Although today’s stock of road vehicles is almost entirely made of liquid fuel-powered vehicles, electric vehicle (EV) penetration is rising rapidly. This is due to a mix of pull factors, including improving vehicle design, battery performance and falling prices, and push factors including policy support for EVs and restrictions on other fuel types to improve air quality.
Currently, EVs represent less than 0.1 per cent of total passengers cars in the world, but recent research by Bloomberg New Energy Finance forecasts that “continuing reductions in battery prices will bring the total cost of ownership of EVs below that for conventional-fuel vehicles by 2025”.
By 2040, Bloomberg projects that EVs will represent 35 per cent of global light duty vehicle sales. Such a volume equates to an 11 per cent share of the global electricity demand in 2015.
Such a rate of transition from petroleum-based to electricity-based transport will have a profound impact on the grid. The impact will, however, be greatest on urban energy systems, given that EV penetration will inevitably be most concentrated in urban areas, because cost and environmental benefits over conventional petrol and diesel engines are greatest in cities; and EV range limitations are less of an issue in cities, where most trips are only a few miles. The shorter range also makes EVs more viable for city-based medium-duty vehicles (e.g., delivery trucks and vans); and urban densities mean that deployment of EV charging infrastructure is more viable in cities.
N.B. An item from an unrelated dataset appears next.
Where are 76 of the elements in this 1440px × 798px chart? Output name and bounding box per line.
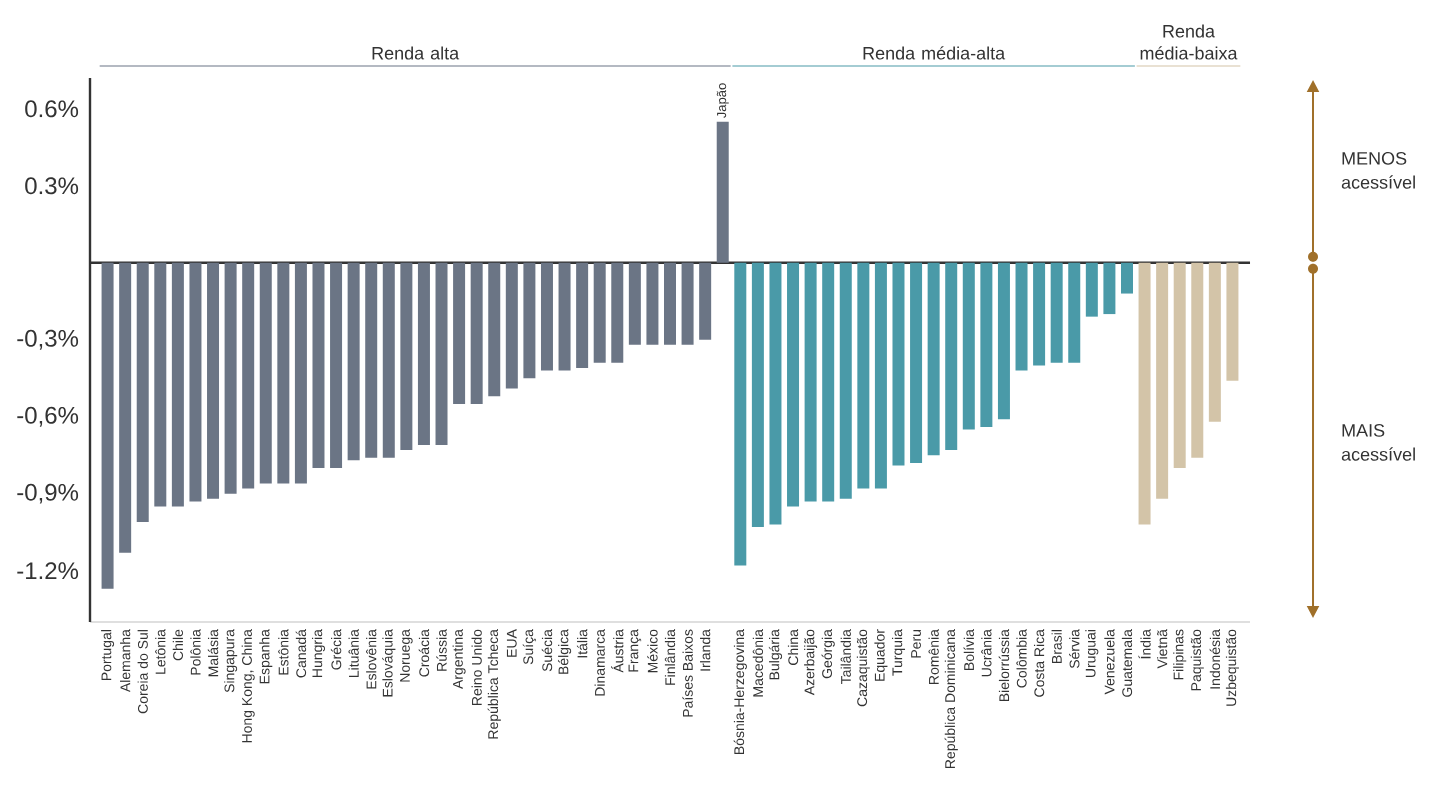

Transactive energy can provide a critical means to ensure that generation and distribution infrastructure investment in cities keeps pace with the rising marginal demand of energy. TE can also provide price signals to secure premium payments from those whose need for recharging may be urgent, while rewarding those willing to postpone or spread out their recharge. Vehicle fleets may also be able to capture excess generation in low demand periods (e.g., overnight) and so increase utilization of wind as renewables take an ever larger share of the generation mix.
The article is part of a paper prepared by Alan Thomson and Stephen Cook of Arup on behalf of the World Energy Council.